If all that sounds heavyweight for “just answering data questions,” that’s the point. OpenAI positions the agent less as a one‑shot answer bot and more as a teammate you can reason with. It carries conversation context across turns, supports clarification and mid‑course corrections, and doesn’t freeze when instructions are vague. If you ask about business growth without a date range, it can assume sensible windows like the last week or month while still prompting you when that assumption might matter. When the company noticed that teams were repeatedly running the same analyses—weekly business reviews, standard table validations—it wrapped those into reusable workflows inside the agent, encoding best practices so that anyone can spin up those reports without rebuilding the mental model from scratch.

All of this raises an obvious question: how do you keep such a system from quietly drifting out of alignment as the codebase, schemas, and business evolve? OpenAI’s answer is to treat evaluation like unit testing. The team uses the company’s Evals API to define curated sets of question–answer pairs, each representing an important metric or analytical pattern, and pairs them with a “golden” SQL query that expresses the expected behavior. For each eval, the natural‑language question is sent to the agent’s query generation endpoint, the resulting SQL is executed, and its output is compared with the golden result—not by naive string matching, but by comparing dataframes and feeding both SQL and result differences into a grader that scores correctness and acceptable variation. Those evals run continuously during development as canaries, catching regressions before they show up in day‑to‑day use.

Security is another non‑negotiable piece. OpenAI emphasizes that the agent does not circumvent existing permissions; it acts purely as an interface layer, inheriting the same access controls that govern the underlying data. If a user doesn’t have access to a table, the agent can’t see it either, and will either flag the lack of permissions or fall back to alternatives the user is allowed to query. At the same time, it is designed to be transparent about how it reached its conclusions: each answer is accompanied by a summary of its reasoning, the assumptions it made, and direct links to the query results so users can inspect and verify the raw data.

The article from OpenAI also pulls back the curtain on what the team learned building this kind of agent. One lesson: giving the model access to every possible tool sounded powerful, but turned out to be confusing; overlapping capabilities made it harder for the agent to pick the right path, so the team cut and consolidated tools instead of adding more. Another lesson: overly prescriptive prompts actually hurt performance. Encoding rigid step‑by‑step instructions for every analytical task forced the agent down wrong paths when the real‑world data shape didn’t match the template, whereas higher‑level goals plus GPT-5’s own reasoning produced better, more flexible behavior. And perhaps the most pragmatic takeaway: “meaning lives in code.” Schemas and historical queries tell you what a table looks like and how it has been used, but only the pipelines that create it reveal the assumptions, freshness guarantees, and business intent that make or break an analysis.

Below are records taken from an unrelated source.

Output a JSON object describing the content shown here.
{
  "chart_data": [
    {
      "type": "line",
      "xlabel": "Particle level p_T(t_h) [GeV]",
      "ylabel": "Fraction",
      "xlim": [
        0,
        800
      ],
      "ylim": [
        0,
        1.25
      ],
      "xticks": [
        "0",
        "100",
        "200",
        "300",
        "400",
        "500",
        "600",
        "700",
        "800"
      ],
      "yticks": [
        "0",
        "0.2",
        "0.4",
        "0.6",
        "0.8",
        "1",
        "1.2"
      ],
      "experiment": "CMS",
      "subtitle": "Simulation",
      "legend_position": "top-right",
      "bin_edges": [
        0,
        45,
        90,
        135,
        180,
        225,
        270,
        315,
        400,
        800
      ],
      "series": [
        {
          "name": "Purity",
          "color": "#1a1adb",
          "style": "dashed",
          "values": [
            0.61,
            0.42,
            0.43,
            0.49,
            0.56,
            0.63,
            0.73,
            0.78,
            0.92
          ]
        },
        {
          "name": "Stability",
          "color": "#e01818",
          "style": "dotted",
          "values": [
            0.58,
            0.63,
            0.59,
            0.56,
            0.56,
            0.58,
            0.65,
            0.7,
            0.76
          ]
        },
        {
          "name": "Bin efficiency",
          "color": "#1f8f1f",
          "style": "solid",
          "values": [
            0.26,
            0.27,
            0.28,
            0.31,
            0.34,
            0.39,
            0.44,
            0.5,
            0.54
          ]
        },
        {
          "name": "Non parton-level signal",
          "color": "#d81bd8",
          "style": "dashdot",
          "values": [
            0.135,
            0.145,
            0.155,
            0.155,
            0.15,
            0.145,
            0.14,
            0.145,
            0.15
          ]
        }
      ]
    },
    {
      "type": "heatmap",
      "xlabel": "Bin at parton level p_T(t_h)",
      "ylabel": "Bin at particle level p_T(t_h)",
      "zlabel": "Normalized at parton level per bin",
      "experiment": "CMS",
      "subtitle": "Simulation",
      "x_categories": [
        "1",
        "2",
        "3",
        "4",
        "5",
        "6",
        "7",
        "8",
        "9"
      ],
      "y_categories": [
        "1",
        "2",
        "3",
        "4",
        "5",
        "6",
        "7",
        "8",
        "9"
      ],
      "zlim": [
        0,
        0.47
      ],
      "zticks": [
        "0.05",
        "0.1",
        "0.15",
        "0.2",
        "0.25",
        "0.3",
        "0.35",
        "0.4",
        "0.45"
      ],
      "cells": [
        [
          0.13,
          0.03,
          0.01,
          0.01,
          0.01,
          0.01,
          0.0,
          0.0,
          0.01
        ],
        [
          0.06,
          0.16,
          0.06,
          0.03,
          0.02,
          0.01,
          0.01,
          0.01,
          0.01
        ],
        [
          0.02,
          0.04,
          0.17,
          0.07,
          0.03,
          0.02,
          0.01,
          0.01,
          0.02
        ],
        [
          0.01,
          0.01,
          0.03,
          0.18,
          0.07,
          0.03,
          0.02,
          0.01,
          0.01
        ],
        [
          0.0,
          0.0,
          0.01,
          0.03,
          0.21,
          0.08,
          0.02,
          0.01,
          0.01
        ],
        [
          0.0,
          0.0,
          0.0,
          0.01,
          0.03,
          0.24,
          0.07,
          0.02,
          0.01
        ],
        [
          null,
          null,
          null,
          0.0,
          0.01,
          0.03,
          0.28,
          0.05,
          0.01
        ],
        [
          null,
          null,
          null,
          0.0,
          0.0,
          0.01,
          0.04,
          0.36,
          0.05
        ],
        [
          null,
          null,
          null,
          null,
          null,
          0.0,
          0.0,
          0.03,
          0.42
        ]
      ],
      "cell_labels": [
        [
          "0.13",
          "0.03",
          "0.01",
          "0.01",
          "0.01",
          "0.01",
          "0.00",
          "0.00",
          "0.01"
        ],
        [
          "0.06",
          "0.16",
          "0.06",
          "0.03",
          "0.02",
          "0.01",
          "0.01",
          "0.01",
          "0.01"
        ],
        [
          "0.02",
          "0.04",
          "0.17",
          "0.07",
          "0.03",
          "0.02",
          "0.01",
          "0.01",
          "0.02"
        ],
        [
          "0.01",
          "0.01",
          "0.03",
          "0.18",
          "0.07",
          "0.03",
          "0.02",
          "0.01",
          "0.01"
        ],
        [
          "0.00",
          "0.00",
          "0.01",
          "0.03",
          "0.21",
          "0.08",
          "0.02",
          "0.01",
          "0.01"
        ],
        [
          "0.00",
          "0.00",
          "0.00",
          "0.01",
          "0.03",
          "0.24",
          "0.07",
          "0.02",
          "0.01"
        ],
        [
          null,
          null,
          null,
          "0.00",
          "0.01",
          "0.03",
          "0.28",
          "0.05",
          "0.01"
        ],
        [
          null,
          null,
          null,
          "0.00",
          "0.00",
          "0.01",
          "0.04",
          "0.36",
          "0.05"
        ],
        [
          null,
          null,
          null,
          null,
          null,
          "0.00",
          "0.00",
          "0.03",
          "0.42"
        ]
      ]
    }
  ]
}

Although this particular agent is explicitly internal—OpenAI stresses that it is not an external product but an in‑house tool tailored to its own data, permissions, and workflows—it reads like a blueprint for what the next generation of analytics stacks might look like. Instead of a patchwork of dashboards, ad hoc notebooks, and tribal knowledge, you get an AI layer that understands the warehouse, the code, and the company’s language well enough to feel like another analyst on the team, just one that can calmly reason over 600 petabytes at 2 am. For everyone watching how AI will reshape day‑to‑day technical work, OpenAI’s data agent is less about a flashy new model and more about what you can build when you treat reasoning, context, and memory as first‑class infrastructure.